Israel’s kidnapped children ignored, Hamas excused, Arab-backed narratives shield tyrants while Jews face sanctioned brutality.
The message from global reactions is chillingly clear: kidnapping is condemned—unless the victims are Jewish. The outrage surrounding the October 7, 2023 mass abductions of Israeli civilians and children stands in grotesque contrast to the sympathetic response toward the capture of Venezuelan strongman Nicolas Maduro by U.S. forces.
The same activists who ripped down posters of Jewish hostages, vandalized images of toddlers, and smeared families with Nazi caricatures now posture as guardians of “international law” when a socialist dictator faces arrest. In their worldview, Jewish children are demonized, while corrupt tyrants are recast as victims.
Nowhere is this hypocrisy clearer than in the conduct of UN Special Rapporteur Francesca Albanese. She thundered that Maduro’s arrest dealt a “lethal blow” to international law—yet offered “context” to the slaughter and kidnapping of Jews as it unfolded. The law, it seems, is animated to protect dictators, not babies in cribs.
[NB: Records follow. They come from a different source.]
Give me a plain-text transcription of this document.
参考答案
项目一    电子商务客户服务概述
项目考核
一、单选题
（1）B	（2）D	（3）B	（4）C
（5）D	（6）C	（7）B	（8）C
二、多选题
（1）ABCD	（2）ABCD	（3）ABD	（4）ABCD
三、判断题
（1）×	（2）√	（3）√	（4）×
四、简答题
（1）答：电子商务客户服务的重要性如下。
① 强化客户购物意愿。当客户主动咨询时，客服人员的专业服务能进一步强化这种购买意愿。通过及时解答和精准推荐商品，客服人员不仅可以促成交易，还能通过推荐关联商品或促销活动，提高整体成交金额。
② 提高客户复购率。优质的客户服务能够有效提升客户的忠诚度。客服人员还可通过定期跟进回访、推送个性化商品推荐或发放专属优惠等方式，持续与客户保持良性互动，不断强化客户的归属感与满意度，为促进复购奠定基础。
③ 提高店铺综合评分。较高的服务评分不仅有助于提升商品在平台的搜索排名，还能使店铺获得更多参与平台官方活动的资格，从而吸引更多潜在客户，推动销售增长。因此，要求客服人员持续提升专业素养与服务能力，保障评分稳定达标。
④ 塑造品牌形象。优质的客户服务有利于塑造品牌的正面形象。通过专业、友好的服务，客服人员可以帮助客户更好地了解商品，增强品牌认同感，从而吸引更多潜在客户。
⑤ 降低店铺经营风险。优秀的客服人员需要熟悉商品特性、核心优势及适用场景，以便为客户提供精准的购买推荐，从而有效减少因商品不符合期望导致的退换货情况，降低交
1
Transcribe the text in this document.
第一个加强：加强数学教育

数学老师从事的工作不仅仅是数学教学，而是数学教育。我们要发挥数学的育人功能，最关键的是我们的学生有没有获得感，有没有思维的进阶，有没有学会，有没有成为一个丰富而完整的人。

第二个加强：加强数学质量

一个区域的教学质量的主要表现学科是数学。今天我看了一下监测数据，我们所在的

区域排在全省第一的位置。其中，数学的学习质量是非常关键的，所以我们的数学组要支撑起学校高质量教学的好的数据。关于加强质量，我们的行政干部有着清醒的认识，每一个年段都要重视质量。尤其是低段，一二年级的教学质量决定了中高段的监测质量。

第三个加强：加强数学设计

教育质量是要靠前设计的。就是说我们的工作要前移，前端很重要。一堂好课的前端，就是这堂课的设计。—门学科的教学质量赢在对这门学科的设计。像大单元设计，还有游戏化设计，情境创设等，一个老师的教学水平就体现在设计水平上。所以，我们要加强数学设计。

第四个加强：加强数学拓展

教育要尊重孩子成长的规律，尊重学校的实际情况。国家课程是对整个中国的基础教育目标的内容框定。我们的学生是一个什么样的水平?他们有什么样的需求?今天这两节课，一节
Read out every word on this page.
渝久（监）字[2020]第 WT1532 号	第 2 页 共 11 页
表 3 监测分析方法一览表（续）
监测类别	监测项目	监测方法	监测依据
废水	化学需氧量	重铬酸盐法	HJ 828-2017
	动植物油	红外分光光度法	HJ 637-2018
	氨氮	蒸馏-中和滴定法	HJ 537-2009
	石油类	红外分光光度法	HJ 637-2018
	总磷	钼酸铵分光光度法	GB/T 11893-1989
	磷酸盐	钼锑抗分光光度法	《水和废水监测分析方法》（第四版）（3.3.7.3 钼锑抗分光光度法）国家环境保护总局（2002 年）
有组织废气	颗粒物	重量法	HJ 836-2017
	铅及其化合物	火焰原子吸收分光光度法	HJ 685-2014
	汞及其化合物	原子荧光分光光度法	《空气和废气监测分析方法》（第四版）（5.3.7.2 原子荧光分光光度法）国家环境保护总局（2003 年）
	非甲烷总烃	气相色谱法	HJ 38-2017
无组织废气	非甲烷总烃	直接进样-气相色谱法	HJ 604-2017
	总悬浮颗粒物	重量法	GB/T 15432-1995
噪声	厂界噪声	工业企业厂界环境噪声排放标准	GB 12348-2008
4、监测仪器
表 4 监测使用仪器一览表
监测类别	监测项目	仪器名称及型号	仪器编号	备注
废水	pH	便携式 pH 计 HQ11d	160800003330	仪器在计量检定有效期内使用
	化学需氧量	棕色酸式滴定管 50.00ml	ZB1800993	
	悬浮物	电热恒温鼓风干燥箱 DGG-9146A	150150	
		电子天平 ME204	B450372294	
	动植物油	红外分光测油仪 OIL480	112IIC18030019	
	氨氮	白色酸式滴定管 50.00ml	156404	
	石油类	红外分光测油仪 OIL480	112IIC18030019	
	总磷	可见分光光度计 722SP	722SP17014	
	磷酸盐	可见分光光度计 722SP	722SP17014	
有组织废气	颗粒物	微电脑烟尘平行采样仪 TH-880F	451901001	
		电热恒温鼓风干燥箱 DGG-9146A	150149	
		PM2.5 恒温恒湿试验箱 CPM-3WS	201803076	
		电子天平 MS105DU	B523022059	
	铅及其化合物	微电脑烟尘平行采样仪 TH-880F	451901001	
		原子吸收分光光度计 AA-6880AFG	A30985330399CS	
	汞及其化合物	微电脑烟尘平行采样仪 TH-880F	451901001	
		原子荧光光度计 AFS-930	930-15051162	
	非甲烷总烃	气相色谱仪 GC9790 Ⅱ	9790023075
Thirty-five kidnapped Israelis were children—infants, toddlers, and teenagers torn from their homes. Among them were Kfir Bibas, just ten months old, and his four-year-old brother Ariel Bibas—later murdered by their captors. They were never charged, never tried; they were executed for the crime of being born Jewish.
Yet calls to release kidnapped children were branded “unacceptable,” while demands to shield Maduro from trial are framed as principled. Albanese even rushed to publish a defense of Hamas, appropriating the infamous slogan “J’Accuse,” while condemning appeals to free abducted minors.
This is not law. It is moral inversion. Any doctrine that scolds the prosecution of mass murderers while rationalizing the abduction and killing of Jewish children is barbarism masquerading as justice. Spare the crocodile tears. A system that protects tyrants and abandons Jewish babies has forfeited every claim to legitimacy.